Asked by Annie

#1 f' = (3x+2)e^x
since e^x is always positive, just determine where 3x+2 is positive, etc.

#2 remember the point-slope form of a line.

a) y= x^2 + (e^x)/(x^2 +1) at the point x=3.
y' = 2x + (x-1)^2/(x+1)^2 e^x
y(3) = 9+e^3/10
y'(3) = 6+e^3/4
So, you want the line
y-(9+e^3/10) = (6+e^3/4)(x-3)

b) y= 2x(e^x) at the point x=0
y' = 2(x+1)e^x
y(0) = 0
y'(0) = 2
The tangent line is thus
y = 2x

3) d/dx (x*f) = f + xf'
f'(2) = 3 since that is the slope of the tangent line.
f(2) = 10 since the line meets it there.
at x=2, x*f has slope f(2) + 2*2 = f(2)+4 = 14
So the tangent line there is
y-20 = 14(x-2)

4)x^2 + 2xy - 3y^2=0
This is just a pair of intersecting lines (a degenerate conic)
The lines are y=x and y = -x/3
At (1,1) the normal line is
y-1 = -(x-1)
y = -x+2
That line meets y = -x/3
(3,-1)

5) Not quite sure what you mean, but if
y = 1/(1-2x)
y' = 2/(1-2x)^2
y" = 8/(1-2x)^3

For 6 and 7, just remember the chain rule and the product rule.

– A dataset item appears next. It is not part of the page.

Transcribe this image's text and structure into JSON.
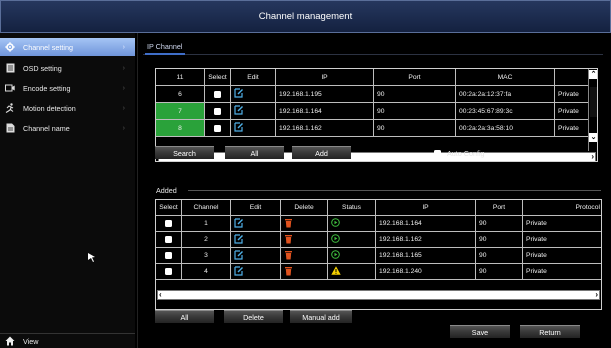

When there are x's and y's, there will be y' floating around.

6)
(a) x^3 + y^3 = 3xy^2
3x^2 + 3y^2 y' = 3y^2 + 6xy y'
y'(3y^2-6xy) = 3y^2-3x^2
y' = (x^2-y^2)/(y^2-2xy)

(b) cos(xy^2) = y
-sin(xy^2)(y^2+2xyy') = y'
y' = -(y^2 sin(xy^2))/(1+2xy sin(xy^2))

7)
(a) 2x^2-3y^2 = 4
4x-6yy' = 0
y' = 2x/3y
y" = (2*3y - 3x*3y')/9y^2
= (6y-9x(2x/3y))/9y^2
= 2(1-x^2)/3y

(b) y+siny = x
y' + cosy y' = 1
y' = 1/(1+cosy)
y" = siny/(1+cosy)^2 y'
= siny/(1+cosy)^3

Thank you so much. I kind of understand the chain rule and product rule, but it's always hard for me to determine how to do/use them.

The partial derivative formula might help you hear!